Before the actual trial finally starts, Oliver (the lawyer) manages to negotiate some accommodations to help him through the trial. He has a sensory room in the courthouse which can be access at almost any time. The trial is separated into shorter time frames and a shorter day. His mom is also allowed to sit at the bench with him although she isn't allowed to speak. These things actually allowed Jacob to have a mostly smooth trial. He had a few meltdowns but they were all triggered by things he had a lot of trouble with normally (crumpling paper, missing Crime Busters).

The whole time they are prepping for the trial and proceeding in the trial I was a little annoyed that Jacob didn't get to talk about his actions or that no one ever asked him what actually happened.

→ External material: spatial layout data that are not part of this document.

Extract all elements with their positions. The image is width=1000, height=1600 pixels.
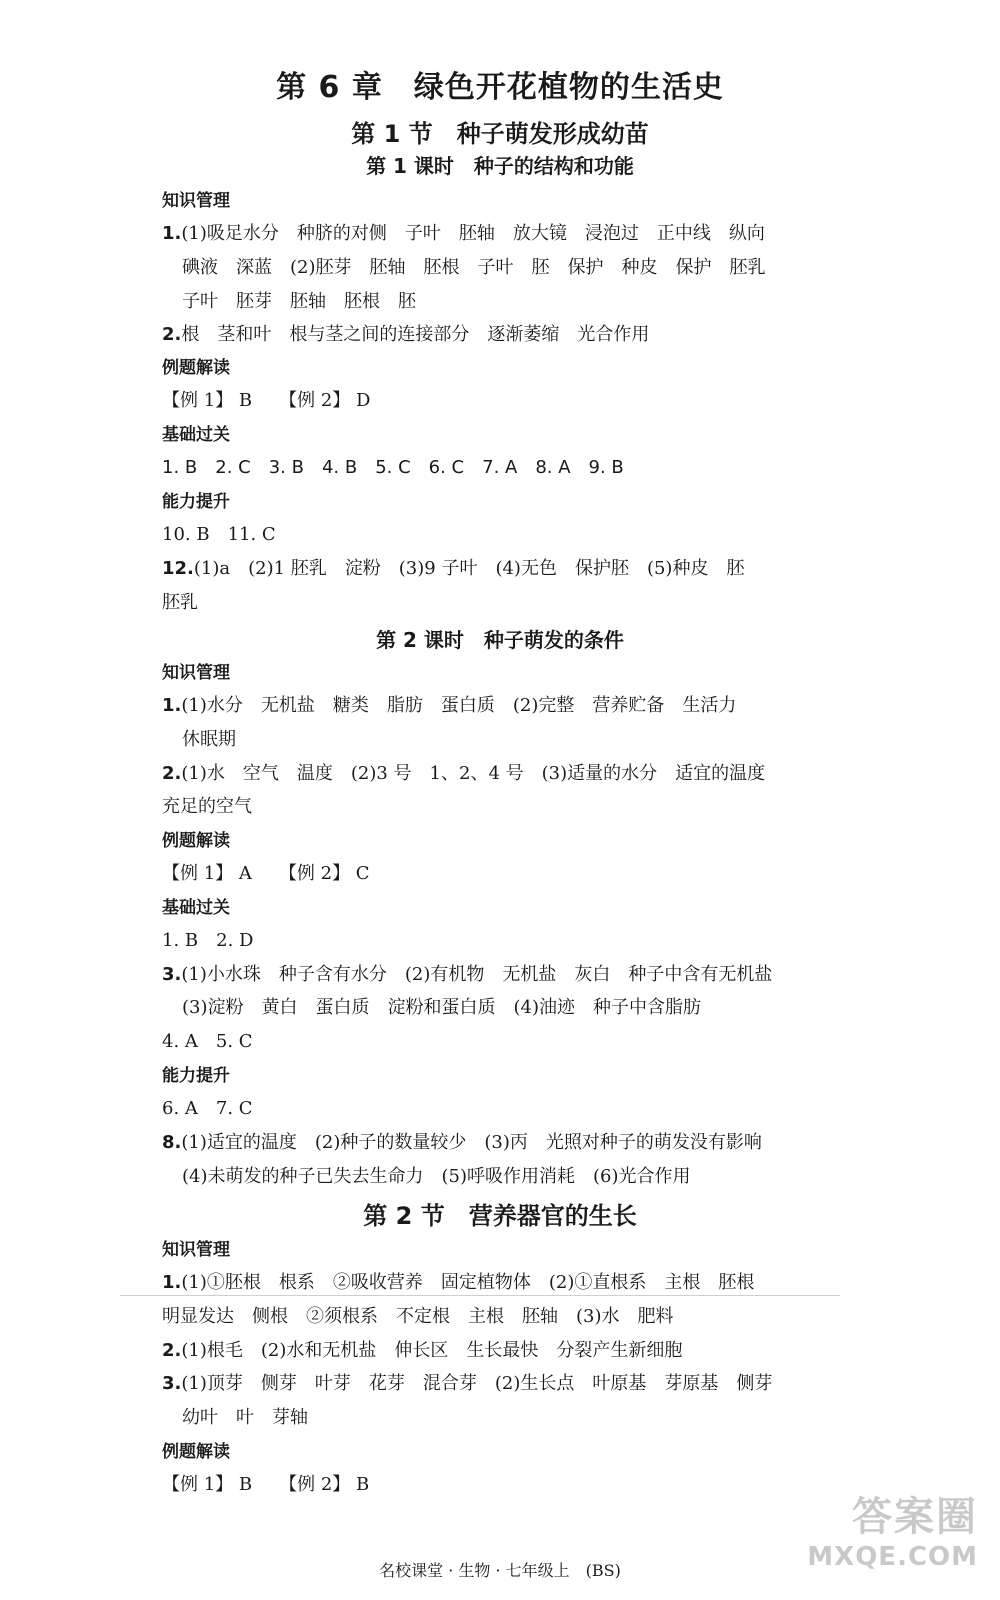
heading-knowledge: 知识管理: [162, 191, 230, 211]
question-number: 1.: [162, 1272, 182, 1293]
answer-continuation: 幼叶 叶 芽轴: [182, 1407, 308, 1428]
answer-text: (1)吸足水分 种脐的对侧 子叶 胚轴 放大镜 浸泡过 正中线 纵向: [181, 223, 765, 244]
question-number: 2.: [162, 1340, 182, 1361]
watermark-line-2: MXQE.COM: [807, 1542, 978, 1572]
answer-line: [162, 960, 842, 986]
answer-continuation: (4)未萌发的种子已失去生命力 (5)呼吸作用消耗 (6)光合作用: [182, 1166, 691, 1187]
answer-continuation: 碘液 深蓝 (2)胚芽 胚轴 胚根 子叶 胚 保护 种皮 保护 胚乳: [182, 257, 766, 278]
answer-continuation: 休眠期: [182, 729, 236, 750]
answer-line: [162, 1336, 842, 1362]
answer-text: 根 茎和叶 根与茎之间的连接部分 逐渐萎缩 光合作用: [181, 324, 650, 345]
heading-basic: 基础过关: [162, 898, 230, 918]
question-number: 2.: [162, 763, 182, 784]
answer-text: (1)顶芽 侧芽 叶芽 花芽 混合芽 (2)生长点 叶原基 芽原基 侧芽: [181, 1373, 773, 1394]
heading-examples: 例题解读: [162, 831, 230, 851]
answer-text: (1)适宜的温度 (2)种子的数量较少 (3)丙 光照对种子的萌发没有影响: [181, 1132, 762, 1153]
answer-line: [162, 554, 842, 580]
heading-knowledge: 知识管理: [162, 663, 230, 683]
watermark-logo: [807, 1485, 978, 1572]
lesson-1-title: 第 1 课时 种子的结构和功能: [366, 154, 634, 178]
watermark-line-1: 答案圈: [852, 1494, 978, 1540]
answer-line: [162, 1268, 842, 1294]
basic-answers: 1. B 2. C 3. B 4. B 5. C 6. C 7. A 8. A 9. B: [162, 457, 624, 478]
heading-advanced: 能力提升: [162, 1066, 230, 1086]
advanced-answers: 6. A 7. C: [162, 1098, 253, 1119]
heading-examples: 例题解读: [162, 358, 230, 378]
answer-line: [162, 219, 842, 245]
answer-line: [162, 691, 842, 717]
basic-answers: 1. B 2. D: [162, 930, 254, 951]
answer-continuation: 充足的空气: [162, 796, 252, 817]
question-number: 8.: [162, 1132, 182, 1153]
advanced-answers: 10. B 11. C: [162, 524, 276, 545]
question-number: 12.: [162, 558, 194, 579]
answer-line: [162, 759, 842, 785]
example-answers: 【例 1】 B 【例 2】 B: [162, 1474, 370, 1495]
answer-line: [162, 1128, 842, 1154]
fold-line: [120, 1295, 840, 1296]
answer-continuation: (3)淀粉 黄白 蛋白质 淀粉和蛋白质 (4)油迹 种子中含脂肪: [182, 997, 701, 1018]
answer-continuation: 胚乳: [162, 592, 198, 613]
answer-text: (1)根毛 (2)水和无机盐 伸长区 生长最快 分裂产生新细胞: [181, 1340, 683, 1361]
answer-text: (1)a (2)1 胚乳 淀粉 (3)9 子叶 (4)无色 保护胚 (5)种皮 胚: [193, 558, 745, 579]
heading-basic: 基础过关: [162, 425, 230, 445]
answer-line: [162, 320, 842, 346]
answer-text: (1)水分 无机盐 糖类 脂肪 蛋白质 (2)完整 营养贮备 生活力: [181, 695, 737, 716]
page-footer: 名校课堂 · 生物 · 七年级上 (BS): [379, 1561, 621, 1580]
section-1-title: 第 1 节 种子萌发形成幼苗: [351, 120, 649, 148]
section-2-title: 第 2 节 营养器官的生长: [363, 1202, 637, 1230]
answer-continuation: 子叶 胚芽 胚轴 胚根 胚: [182, 291, 416, 312]
answer-text: (1)小水珠 种子含有水分 (2)有机物 无机盐 灰白 种子中含有无机盐: [181, 964, 773, 985]
example-answers: 【例 1】 B 【例 2】 D: [162, 390, 371, 411]
question-number: 3.: [162, 1373, 182, 1394]
answer-text: (1)①胚根 根系 ②吸收营养 固定植物体 (2)①直根系 主根 胚根: [181, 1272, 755, 1293]
lesson-2-title: 第 2 课时 种子萌发的条件: [376, 628, 624, 652]
heading-knowledge: 知识管理: [162, 1240, 230, 1260]
answer-text: (1)水 空气 温度 (2)3 号 1、2、4 号 (3)适量的水分 适宜的温度: [181, 763, 766, 784]
heading-examples: 例题解读: [162, 1442, 230, 1462]
answer-line: [162, 1369, 842, 1395]
answer-continuation: 明显发达 侧根 ②须根系 不定根 主根 胚轴 (3)水 肥料: [162, 1306, 674, 1327]
question-number: 1.: [162, 695, 182, 716]
chapter-title: 第 6 章 绿色开花植物的生活史: [276, 70, 724, 105]
question-number: 3.: [162, 964, 182, 985]
question-number: 1.: [162, 223, 182, 244]
question-number: 2.: [162, 324, 182, 345]
basic-answers-2: 4. A 5. C: [162, 1031, 253, 1052]
heading-advanced: 能力提升: [162, 492, 230, 512]
example-answers: 【例 1】 A 【例 2】 C: [162, 863, 370, 884]
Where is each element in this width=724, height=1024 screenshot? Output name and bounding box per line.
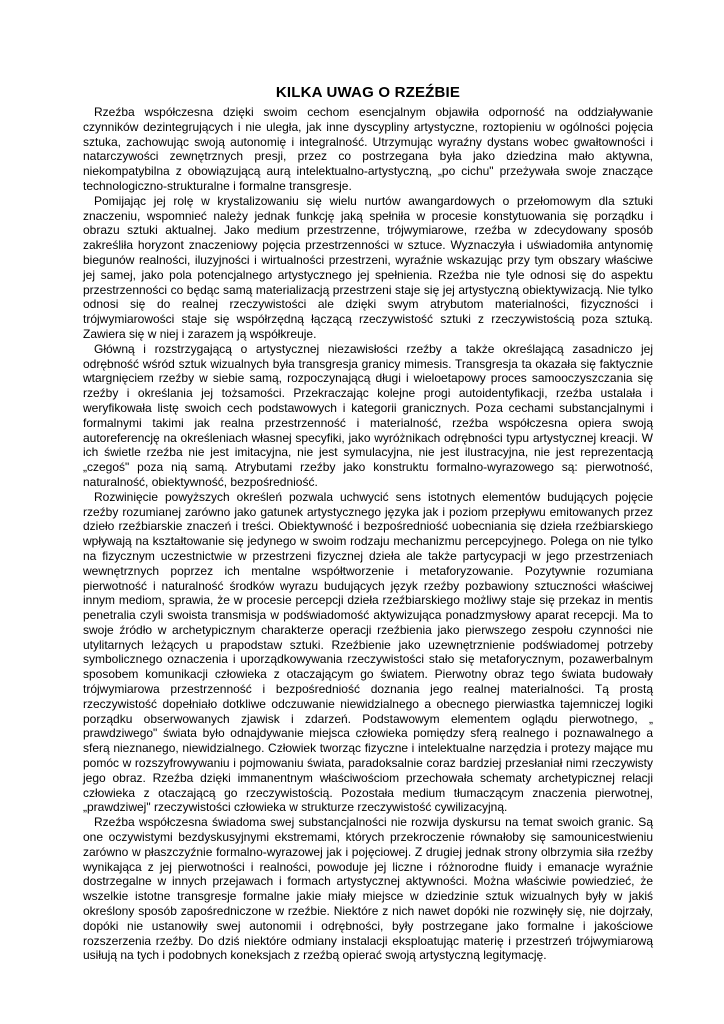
paragraph-1: Rzeźba współczesna dzięki swoim cechom esencjalnym objawiła odporność na oddziaływanie czynników dezintegrujących i nie uległa, jak inne dyscypliny artystyczne, roztopieniu w ogólności pojęcia sztuka, zachowując swoją autonomię i integralność. Utrzymując wyraźny dystans wobec gwałtowności i natarczywości zewnętrznych presji, przez co postrzegana była jako dziedzina mało aktywna, niekompatybilna z obowiązującą aurą intelektualno-artystyczną, „po cichu" przeżywała swoje znaczące technologiczno-strukturalne i formalne transgresje. <box>83 105 653 193</box>
paragraph-5: Rzeźba współczesna świadoma swej substancjalności nie rozwija dyskursu na temat swoich granic. Są one oczywistymi bezdyskusyjnymi ekstremami, których przekroczenie równałoby się samounicestwieniu zarówno w płaszczyźnie formalno-wyrazowej jak i pojęciowej. Z drugiej jednak strony olbrzymia siła rzeźby wynikająca z jej pierwotności i realności, powoduje jej liczne i różnorodne fluidy i emanacje wyraźnie dostrzegalne w innych przejawach i formach artystycznej aktywności. Można właściwie powiedzieć, że wszelkie istotne transgresje formalne jakie miały miejsce w dziedzinie sztuk wizualnych były w jakiś określony sposób zapośredniczone w rzeźbie. Niektóre z nich nawet dopóki nie rozwinęły się, nie dojrzały, dopóki nie ustanowiły swej autonomii i odrębności, były postrzegane jako formalne i jakościowe rozszerzenia rzeźby. Do dziś niektóre odmiany instalacji eksploatując materię i przestrzeń trójwymiarową usiłują na tych i podobnych koneksjach z rzeźbą opierać swoją artystyczną legitymację. <box>83 815 653 963</box>
paragraph-4: Rozwinięcie powyższych określeń pozwala uchwycić sens istotnych elementów budujących pojęcie rzeźby rozumianej zarówno jako gatunek artystycznego języka jak i poziom przepływu emitowanych przez dzieło rzeźbiarskie znaczeń i treści. Obiektywność i bezpośredniość uobecniania się dzieła rzeźbiarskiego wpływają na kształtowanie się jedynego w swoim rodzaju mechanizmu percepcyjnego. Polega on nie tylko na fizycznym uczestnictwie w przestrzeni fizycznej dzieła ale także partycypacji w jego przestrzeniach wewnętrznych poprzez ich mentalne współtworzenie i metaforyzowanie. Pozytywnie rozumiana pierwotność i naturalność środków wyrazu budujących język rzeźby pozbawiony sztuczności właściwej innym mediom, sprawia, że w procesie percepcji dzieła rzeźbiarskiego możliwy staje się przekaz in mentis penetralia czyli swoista transmisja w podświadomość aktywizująca ponadzmysłowy aparat recepcji. Ma to swoje źródło w archetypicznym charakterze operacji rzeźbienia jako pierwszego zespołu czynności nie utylitarnych leżących u prapodstaw sztuki. Rzeźbienie jako uzewnętrznienie podświadomej potrzeby symbolicznego oznaczenia i uporządkowywania rzeczywistości stało się metaforycznym, pozawerbalnym sposobem komunikacji człowieka z otaczającym go światem. Pierwotny obraz tego świata budowały trójwymiarowa przestrzenność i bezpośredniość doznania jego realnej materialności. Tą prostą rzeczywistość dopełniało dotkliwe odczuwanie niewidzialnego a obecnego pierwiastka tajemniczej logiki porządku obserwowanych zjawisk i zdarzeń. Podstawowym elementem oglądu pierwotnego, „ prawdziwego" świata było odnajdywanie miejsca człowieka pomiędzy sferą realnego i poznawalnego a sferą nieznanego, niewidzialnego. Człowiek tworząc fizyczne i intelektualne narzędzia i protezy mające mu pomóc w rozszyfrowywaniu i pojmowaniu świata, paradoksalnie coraz bardziej przesłaniał nimi rzeczywisty jego obraz. Rzeźba dzięki immanentnym właściwościom przechowała schematy archetypicznej relacji człowieka z otaczającą go rzeczywistością. Pozostała medium tłumaczącym znaczenia pierwotnej, „prawdziwej" rzeczywistości człowieka w strukturze rzeczywistość cywilizacyjną. <box>83 489 653 815</box>
paragraph-2: Pomijając jej rolę w krystalizowaniu się wielu nurtów awangardowych o przełomowym dla sztuki znaczeniu, wspomnieć należy jednak funkcję jaką spełniła w procesie konstytuowania się porządku i obrazu sztuki aktualnej. Jako medium przestrzenne, trójwymiarowe, rzeźba w zdecydowany sposób zakreśliła horyzont znaczeniowy pojęcia przestrzenności w sztuce. Wyznaczyła i uświadomiła antynomię biegunów realności, iluzyjności i wirtualności przestrzeni, wyraźnie wskazując przy tym obszary właściwe jej samej, jako pola potencjalnego artystycznego jej spełnienia. Rzeźba nie tyle odnosi się do aspektu przestrzenności co będąc samą materializacją przestrzeni staje się jej artystyczną obiektywizacją. Nie tylko odnosi się do realnej rzeczywistości ale dzięki swym atrybutom materialności, fizyczności i trójwymiarowości staje się współrzędną łączącą rzeczywistość sztuki z rzeczywistością poza sztuką. Zawiera się w niej i zarazem ją współkreuje. <box>83 193 653 341</box>
paragraph-3: Główną i rozstrzygającą o artystycznej niezawisłości rzeźby a także określającą zasadniczo jej odrębność wśród sztuk wizualnych była transgresja granicy mimesis. Transgresja ta okazała się faktycznie wtargnięciem rzeźby w siebie samą, rozpoczynającą długi i wieloetapowy proces samooczyszczania się rzeźby i określania jej tożsamości. Przekraczając kolejne progi autoidentyfikacji, rzeźba ustalała i weryfikowała listę swoich cech podstawowych i kategorii granicznych. Poza cechami substancjalnymi i formalnymi takimi jak realna przestrzenność i materialność, rzeźba współczesna opiera swoją autoreferencję na określeniach własnej specyfiki, jako wyróżnikach odrębności typu artystycznej kreacji. W ich świetle rzeźba nie jest imitacyjna, nie jest symulacyjna, nie jest ilustracyjna, nie jest reprezentacją „czegoś" poza nią samą. Atrybutami rzeźby jako konstruktu formalno-wyrazowego są: pierwotność, naturalność, obiektywność, bezpośredniość. <box>83 341 653 489</box>
document-title: KILKA UWAG O RZEŹBIE <box>275 84 461 101</box>
document-page <box>83 84 653 963</box>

I understand the whole lawyer/perjury thing but no one else asked him. Picoult put so much emphasis on how he always told the truth yet the one time he needed to say the truth, no one asked!

As the book nears the end, the jury goes into deliberation. Three or four days pass and Theo has a birthday. Jacob gives him a special gift that changes the whole trial! As the family and Oliver rush to the courthouse to stop everything I wonder again about a real life trial. Would they have convicted Jacob? The longer a jury takes, the harder I (usually) think it is to come to a decision. Of course I was glad that Jacob didn't actually commit murder but I kind of wished she would have included what happened next. The last case she included helped the outcome become a little clearer.